Warum zu hohe Startpreise zurückfeuern

Ein überzogener Preis führt oft zu drei Effekten:

  1. Weniger qualifizierte Anfragen — Interessenten vergleichen und scrollen weiter.
  2. Längere Marktzeit — Je länger eine Immobilie liegt, desto stärker wirkt der «Was stimmt nicht?»-Effekt.
  3. Druck in der Verhandlung — Nach einer Phase ohne Abschluss wird unter Umständen zu stark nachgegeben.

Was eine belastbare Orientierung ausmacht

Eine gute Preiseinschätzung verbindet vergleichbare Verkäufe, die konkrete Mikrolage und Zustand sowie Ausstattung. Online-Schätzungen liefern höchstens eine grobe Bandbreite — sie kennen Deine Nachbarschaft, Renovierungsstau oder Besonderheiten aber nicht.

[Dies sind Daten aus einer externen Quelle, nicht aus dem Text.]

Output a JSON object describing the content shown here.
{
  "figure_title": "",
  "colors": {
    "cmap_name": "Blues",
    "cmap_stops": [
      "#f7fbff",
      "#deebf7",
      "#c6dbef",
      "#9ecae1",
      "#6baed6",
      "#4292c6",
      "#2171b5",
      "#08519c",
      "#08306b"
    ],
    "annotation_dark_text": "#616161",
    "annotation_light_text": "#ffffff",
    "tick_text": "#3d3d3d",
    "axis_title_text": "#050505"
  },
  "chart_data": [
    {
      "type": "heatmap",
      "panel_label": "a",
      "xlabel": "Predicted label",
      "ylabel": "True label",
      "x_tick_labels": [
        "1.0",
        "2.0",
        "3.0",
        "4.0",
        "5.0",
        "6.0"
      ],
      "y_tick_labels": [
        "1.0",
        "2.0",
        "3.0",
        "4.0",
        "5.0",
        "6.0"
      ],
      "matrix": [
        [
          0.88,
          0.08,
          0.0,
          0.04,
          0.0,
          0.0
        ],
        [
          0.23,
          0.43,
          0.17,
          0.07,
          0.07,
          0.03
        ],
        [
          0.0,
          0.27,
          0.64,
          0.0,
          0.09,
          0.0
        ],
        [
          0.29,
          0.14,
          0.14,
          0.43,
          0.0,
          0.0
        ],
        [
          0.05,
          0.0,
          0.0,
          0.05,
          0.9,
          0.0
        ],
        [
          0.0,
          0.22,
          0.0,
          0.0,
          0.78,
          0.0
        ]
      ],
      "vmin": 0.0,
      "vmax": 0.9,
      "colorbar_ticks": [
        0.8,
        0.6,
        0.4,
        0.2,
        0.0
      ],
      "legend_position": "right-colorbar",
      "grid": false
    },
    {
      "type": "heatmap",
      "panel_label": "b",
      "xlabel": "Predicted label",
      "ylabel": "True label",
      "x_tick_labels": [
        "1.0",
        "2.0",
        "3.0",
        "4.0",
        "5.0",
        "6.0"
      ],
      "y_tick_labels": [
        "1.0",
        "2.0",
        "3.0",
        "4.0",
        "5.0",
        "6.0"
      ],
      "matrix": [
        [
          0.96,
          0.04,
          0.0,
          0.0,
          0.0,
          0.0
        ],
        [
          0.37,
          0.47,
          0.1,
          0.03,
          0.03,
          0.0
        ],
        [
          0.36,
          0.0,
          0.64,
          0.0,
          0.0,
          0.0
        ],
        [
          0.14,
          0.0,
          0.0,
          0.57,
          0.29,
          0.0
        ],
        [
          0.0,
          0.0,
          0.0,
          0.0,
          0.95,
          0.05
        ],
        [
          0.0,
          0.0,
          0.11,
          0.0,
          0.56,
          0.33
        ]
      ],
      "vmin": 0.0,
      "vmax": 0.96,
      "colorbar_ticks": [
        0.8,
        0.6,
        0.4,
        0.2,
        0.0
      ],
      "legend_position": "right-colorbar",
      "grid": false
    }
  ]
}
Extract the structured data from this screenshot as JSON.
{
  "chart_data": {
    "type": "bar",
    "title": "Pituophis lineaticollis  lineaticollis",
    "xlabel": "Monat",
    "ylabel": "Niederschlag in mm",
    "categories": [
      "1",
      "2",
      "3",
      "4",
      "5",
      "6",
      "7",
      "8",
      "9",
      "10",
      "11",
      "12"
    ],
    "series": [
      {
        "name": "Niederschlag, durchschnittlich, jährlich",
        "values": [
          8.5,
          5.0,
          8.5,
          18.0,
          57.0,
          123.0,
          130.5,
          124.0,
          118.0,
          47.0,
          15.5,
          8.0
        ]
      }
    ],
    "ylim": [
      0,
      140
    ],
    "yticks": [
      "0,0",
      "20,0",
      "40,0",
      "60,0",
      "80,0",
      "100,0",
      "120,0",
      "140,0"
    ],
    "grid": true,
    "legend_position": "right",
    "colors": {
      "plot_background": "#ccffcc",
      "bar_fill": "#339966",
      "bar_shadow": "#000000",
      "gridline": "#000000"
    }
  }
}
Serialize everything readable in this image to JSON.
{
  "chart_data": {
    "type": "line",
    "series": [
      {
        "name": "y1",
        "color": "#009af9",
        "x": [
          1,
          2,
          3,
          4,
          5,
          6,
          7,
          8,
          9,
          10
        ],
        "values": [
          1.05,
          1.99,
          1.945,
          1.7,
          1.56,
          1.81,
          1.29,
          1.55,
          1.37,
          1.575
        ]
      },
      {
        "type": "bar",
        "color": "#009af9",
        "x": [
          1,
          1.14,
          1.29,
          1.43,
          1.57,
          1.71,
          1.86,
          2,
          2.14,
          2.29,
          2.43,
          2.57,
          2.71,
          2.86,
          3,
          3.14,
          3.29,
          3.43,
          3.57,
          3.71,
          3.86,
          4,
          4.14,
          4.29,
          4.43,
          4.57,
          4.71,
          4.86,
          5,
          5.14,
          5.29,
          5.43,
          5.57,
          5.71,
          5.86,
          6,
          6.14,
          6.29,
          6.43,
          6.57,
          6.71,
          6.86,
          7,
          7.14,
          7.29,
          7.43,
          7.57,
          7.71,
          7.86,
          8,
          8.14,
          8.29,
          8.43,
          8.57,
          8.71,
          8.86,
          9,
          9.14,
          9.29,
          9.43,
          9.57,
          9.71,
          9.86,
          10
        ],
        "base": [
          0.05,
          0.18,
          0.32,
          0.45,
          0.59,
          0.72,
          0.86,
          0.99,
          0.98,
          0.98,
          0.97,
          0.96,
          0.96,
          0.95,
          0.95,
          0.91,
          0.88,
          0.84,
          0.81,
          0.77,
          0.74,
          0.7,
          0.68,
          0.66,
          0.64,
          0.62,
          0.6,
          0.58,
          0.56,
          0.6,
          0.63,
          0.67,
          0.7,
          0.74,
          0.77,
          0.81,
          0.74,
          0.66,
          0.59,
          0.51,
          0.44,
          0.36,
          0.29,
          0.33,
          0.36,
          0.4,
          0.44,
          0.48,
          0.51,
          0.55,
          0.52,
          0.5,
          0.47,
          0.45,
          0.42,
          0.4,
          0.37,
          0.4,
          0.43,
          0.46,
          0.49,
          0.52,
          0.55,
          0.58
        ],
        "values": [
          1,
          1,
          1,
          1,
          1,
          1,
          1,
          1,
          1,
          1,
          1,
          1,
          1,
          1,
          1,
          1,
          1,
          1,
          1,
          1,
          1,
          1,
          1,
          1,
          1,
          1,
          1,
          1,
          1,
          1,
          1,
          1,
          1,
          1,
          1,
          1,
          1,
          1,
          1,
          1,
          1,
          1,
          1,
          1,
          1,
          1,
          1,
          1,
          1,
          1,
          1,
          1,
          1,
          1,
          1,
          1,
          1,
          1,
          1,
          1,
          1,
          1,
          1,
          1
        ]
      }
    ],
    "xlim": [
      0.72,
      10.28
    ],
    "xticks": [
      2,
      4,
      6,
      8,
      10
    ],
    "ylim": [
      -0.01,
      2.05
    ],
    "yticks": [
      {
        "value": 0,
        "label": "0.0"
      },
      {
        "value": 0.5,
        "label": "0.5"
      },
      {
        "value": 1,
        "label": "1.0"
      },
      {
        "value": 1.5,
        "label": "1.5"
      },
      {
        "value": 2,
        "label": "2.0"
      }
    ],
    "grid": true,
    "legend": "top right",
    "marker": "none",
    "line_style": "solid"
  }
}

Dein Vorteil mit einem klaren Plan

Wenn Startpreis und Argumentation zusammenpassen, wirkt das Angebot seriös und überzeugend. Genau darum lohnt sich vor dem Inserieren eine ehrliche Ersteinschätzung — ohne Verpflichtung, aber mit klarem Bild für den nächsten Schritt.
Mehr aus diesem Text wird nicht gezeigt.